My son is on his annual trip to Grandparent Camp in the heart of Texas on my dad's ranch. Every year since he was an infant he goes to Texas in the summer and stays awhile. He absolutely loves it and it is a trip that we all treasure. It's good for everyone. My dad and stepmom treasure the time with him, he loves every minute of it and my fiancé and I enjoy the extra time for ourselves.
For my son, it's a chance to learn about nature and enjoy it. We no longer live in a world where your kid can run out the front door and play outside unsupervised for hours on end but at the ranch it is a mandatory activity. There are few pools you can find with diving boards these days but at the ranch you can cannon ball off of the diving board 80 times in a few hours. There are vegetables to harvest, hundreds of acres of land to water and animals to discover (Armadillos, axis deer, wild turkeys, owls, foxes, bats, skunks and rabbits all roam the land). There is a herd of longhorn cows to feed, rocks to throw in the Guadalupe River, weeds to pull, and tennis courts to ride your bikes on. In quieter moments he sits on dad's lap and just rests while watching hummingbirds after a long day of ranching. There are no iPad or game requests. There is no need for TV. He is way too obsessed with real life, old school style.
It's not just my son who reaps the benefits of these days. It's an incredible joy to see the effect this trip has on my dad. For a really long time my dad never aged. In recent years a few health issues have set in and though they are manageable it is a stark reminder of the preciousness of time. Nothing brings more joy to my dad than time with his grandchildren. My son, more than most of the kids who visit the ranch, wants to hang with my dad and be a ranch cowboy. They are summer sidekicks who work the ranch all day and that bond between them is one that I hope my son will always remember and treasure. The moments, captured in pictures like the one here, stop me in my tracks to consider the value of this time. I try to tattoo the memory in my heart and brain to help it remain fresh over the years.

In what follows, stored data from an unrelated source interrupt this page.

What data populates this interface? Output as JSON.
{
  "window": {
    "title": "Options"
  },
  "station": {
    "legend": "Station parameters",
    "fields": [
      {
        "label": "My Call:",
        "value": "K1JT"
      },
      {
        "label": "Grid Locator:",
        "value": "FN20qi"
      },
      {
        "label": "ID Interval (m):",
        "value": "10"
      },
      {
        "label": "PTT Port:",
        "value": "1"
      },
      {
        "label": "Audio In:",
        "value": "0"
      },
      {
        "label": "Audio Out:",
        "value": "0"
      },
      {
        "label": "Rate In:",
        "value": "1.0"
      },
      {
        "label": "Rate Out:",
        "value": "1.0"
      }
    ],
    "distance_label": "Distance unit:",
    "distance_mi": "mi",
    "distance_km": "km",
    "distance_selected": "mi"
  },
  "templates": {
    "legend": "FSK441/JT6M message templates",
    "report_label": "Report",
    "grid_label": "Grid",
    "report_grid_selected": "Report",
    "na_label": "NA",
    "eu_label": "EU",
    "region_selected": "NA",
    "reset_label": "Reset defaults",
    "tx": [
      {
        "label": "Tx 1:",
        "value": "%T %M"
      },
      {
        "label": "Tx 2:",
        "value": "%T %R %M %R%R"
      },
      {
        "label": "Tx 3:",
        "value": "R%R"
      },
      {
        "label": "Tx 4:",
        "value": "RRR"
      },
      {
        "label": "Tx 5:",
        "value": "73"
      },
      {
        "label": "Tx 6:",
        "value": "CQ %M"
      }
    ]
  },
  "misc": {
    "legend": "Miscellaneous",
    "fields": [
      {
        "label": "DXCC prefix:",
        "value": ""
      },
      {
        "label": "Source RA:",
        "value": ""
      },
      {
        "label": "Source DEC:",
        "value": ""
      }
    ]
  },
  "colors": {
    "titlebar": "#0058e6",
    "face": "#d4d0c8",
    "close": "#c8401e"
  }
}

Every year my dad and stepmom teach him things we need him to know. In past summers it was how to use the potty, how to ride a bike, and how to swim. This summer they are teaching him phone manners, keeping his emerging math and reading skills intact and sharing some basic lessons on how to drive the Mule (sort of like a golf cart that you drive around the ranch).
It's hard to get used to such a quiet house back at home. I miss him but there is no substitute for the kind of experience he is having with his grandfather on the ranch. And it's enormous fun to hear the stories of their ranch adventures and the things he is learning. Here's a snippet from last week:
"Mommy, we saw the baby calves today. We looked to see if they had weenies and one does! So that one is a boy. We saw the mommies feed the babies. I also saw a skunk spray but he didn't spray me. We did a rain dance and it worked. Last night it rained! I got to drive the Mule! Also, I saw an owl and a bat and I walked out on the porch and there was an axis deer RIGHT THERE!"
Such tales bring my heart joy and I can hear the sheer happiness in my dad and stepmom's voices. They teach him good manners and the importance of being a strong leader, following the rules and the importance of sticking to the rules that you know when you find yourself in a situation where the rules are unclear. They are building his character. In the summer before first grade, it's a critical time to understand these lessons.
As I have posted pictures I have received numerous messages about how lucky my son is to have a grandparent who is willing and able to spend this kind of time with him. That's very true. My son has seven grandparents. They all love him deeply and spend time with him. But there are limits to their time with him and the places they are able to experience. In my own life I had one grandparent, my Maw, who left a tremendous impact on me. She lived the longest and was more fun than the rest of my wonderful grandparents. When we were little we cried when she would leave. In later years she helped me understand and navigate life all of the time. We lost her in 2012. She died two days after I visited her with my children. It was as if she hung on long enough to say goodbye to us. I like to think of her and sweet Bella having tea parties in Heaven.
This week a dear friend lost her mother. All week I have thought of her and her children who are old enough to cherish a relationship with her and form lifelong memories with her. The love of a grandparent. is irreplaceable. I'm always thankful for the gifts my son's grandparents give him but never more so than this week as I receive precious memories in the form of pictures and stories and as I talk to my son at night and cant get a word in edgewise because he has so much to share with me. In a week where one of your best friends is saying goodbye to her mother, it's impossible not to want to cling to these moments. As our parents age and become frail, we will someday care for them. In some cases we already are. One day we will have to say goodbye to them. In the meantime, one of the greatest gifts we can give our parents and our children is the benefit of being together and bringing joy and wisdom to each other. I'm not even offended that my presence in this picture is not needed. I know they love me and they will be excited to see me again. They're just having too much fun to miss me. And that is lovely.